The shamanic undertones of Sarah O’Brien’s work elicits a curiosity about other worlds and takes us elsewhere. The alchemical markings engage us in a trance-like encounter where we feel watched from afar and there is a message to be deciphered, from the midst of bodies and nature and archaic tongues.
In the home scenes that Molly Douthit creates, we meet fragments of remembered places and atmospheres, drawing us in to witness a snapshot of those memories. The domestic scenes, with an almost polaroid quality, are reminiscent of film sets or film stills that are familiar yet elusive. Through the elusivity of her colour palette, In the big flood could be a cutaway from Robert Altman’s Three Women, and Bee sting naps, her grandparents’ room, with chenille bedspreads, like an imagined recollection from Cassevetes’ A Woman Under the Influence.

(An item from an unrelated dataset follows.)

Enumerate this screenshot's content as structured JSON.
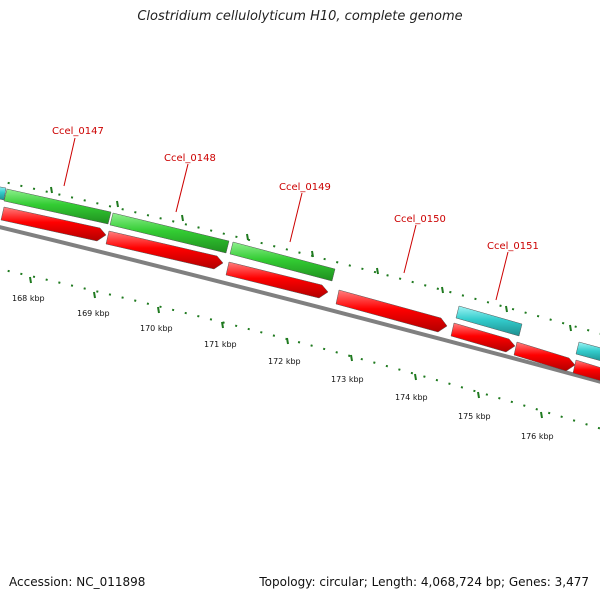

Like delicate odes, to friendship and lovers, Casey Walshe’s evocative renderings of liminal flowers suggest feelings of love and desire, and the projection of the female gaze onto a female subject. Here we find ourselves in a sensory realm, placeless but rooted in time. At the party, 2020, carefully constructs a tonality of all we lost and longed for, while last embrace, 2020, is coloured with intimacy.
The moving body, the root note of We Can Dance, ‘the twist of the hip’[vi] on the canvas, is embodied in Aileen Murphy’s moving characters, shapes and gestures. Physical and psychological intensity express something wild and necessary. Amplified by vivid colours, something is stirring.
‘To keep dancing is a perseverance,’ much like painting. (Browning, 1998).[vii]
[i] Bachelard, Gaston. The Poetics of Space. Beacon Press: Boston, 1994 [1958], p.58
[ii] Wieners, John. Supplication: Selected Poems. Enitharmon Press: London, 2015.
[iii] Robinson, Denise. ‘Encounters with the Work of Susan Hiller’ in Contemporary Art and Anthropology. Schneider & Wright (eds.), Berg: New York, 2006. p.77
[iv] https://www.britannica.com/topic/Fugazi
[v] Brennan, Teresa. The Transmission of Affect. Cornell University Press, 2004.
[vi] From a letter from John Wieners to John Schuyler, 1957. https://www.poetryfoundation.org/poetrymagazine/articles/70223/seven-letters
[vii] Browning, Barbara. Samba: resistance in motion. Indiana University Press, 1995.